Holocene climate change and landscape responses on the Tibetan Plateau: a comprehensive review

Glaciers on the Tibetan Plateau (TP) form the largest body of ice outsides of polar regions and are the sources of water for most major Asian rivers. Climate change and associated landscape responses over the TP have been widely investigated in past decades. However, the overall patterns of Holocene climate change and landscape responses remain unclear due to the complex atmospheric circulation over the Plateau and conflicts among various geologic records in different archives. Here we present a state of art review on records of climate change (temperature, precipitation) and responses of various landscape (glacier, lake level, aeolian deposit, vegetation etc) in order to obtain a comprehensive understanding of Holocene climate change and landscape responses over the TP. We reconstructed temperature variation based on available records of pollen assemblages, biomarkers and ice core oxygen isotopes, which shows a general cooling trend since the early Holocene and is apparently driven by summer insolation.
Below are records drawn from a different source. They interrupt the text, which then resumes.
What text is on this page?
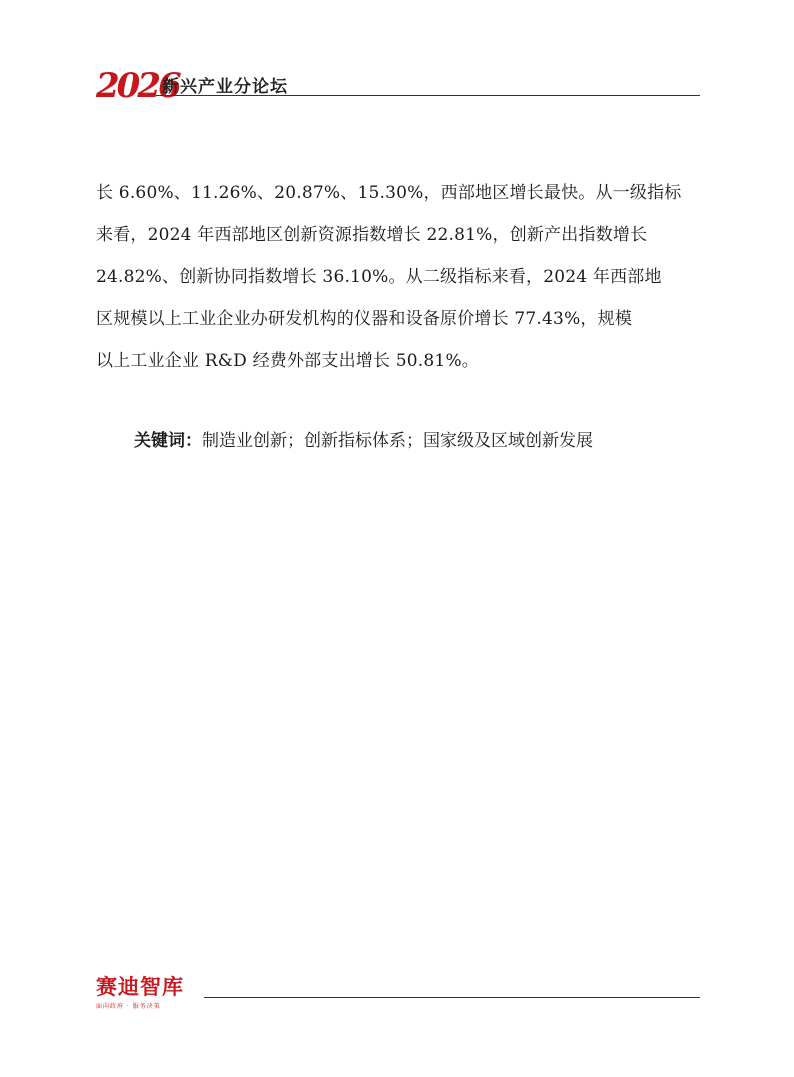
2026
新兴产业分论坛
长 6.60%、11.26%、20.87%、15.30%，西部地区增长最快。从一级指标
来看，2024 年西部地区创新资源指数增长 22.81%，创新产出指数增长
24.82%、创新协同指数增长 36.10%。从二级指标来看，2024 年西部地
区规模以上工业企业办研发机构的仪器和设备原价增长 77.43%，规模
以上工业企业 R&D 经费外部支出增长 50.81%。
关键词：制造业创新；创新指标体系；国家级及区域创新发展
赛迪智库
面向政府 · 服务决策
The reconstructed precipitation based on pollen assemblages gradually increased throughout the Holocene, inconsistent with observation of both Indian and East Asian monsoon variation, suggesting either complex mechanism for precipitation changes on the TP or factors other than rainfall influencing pollen assemblages. Landscape response to climate change, e.g. increasing evidence of glacier advance since the Mid-Holocene and expansion of alpine meadow since the Early Holocene, appear to be influenced by a combination of temperature and precipitation variation throughout the Holocene. We also observed a moisture dipole based on composite evidence of lake level, aeolian sand and loess, which is supported by GCM modelling showing dipole under the interactions of the mid-latitude Westerlies and Asian Summer Monsoon.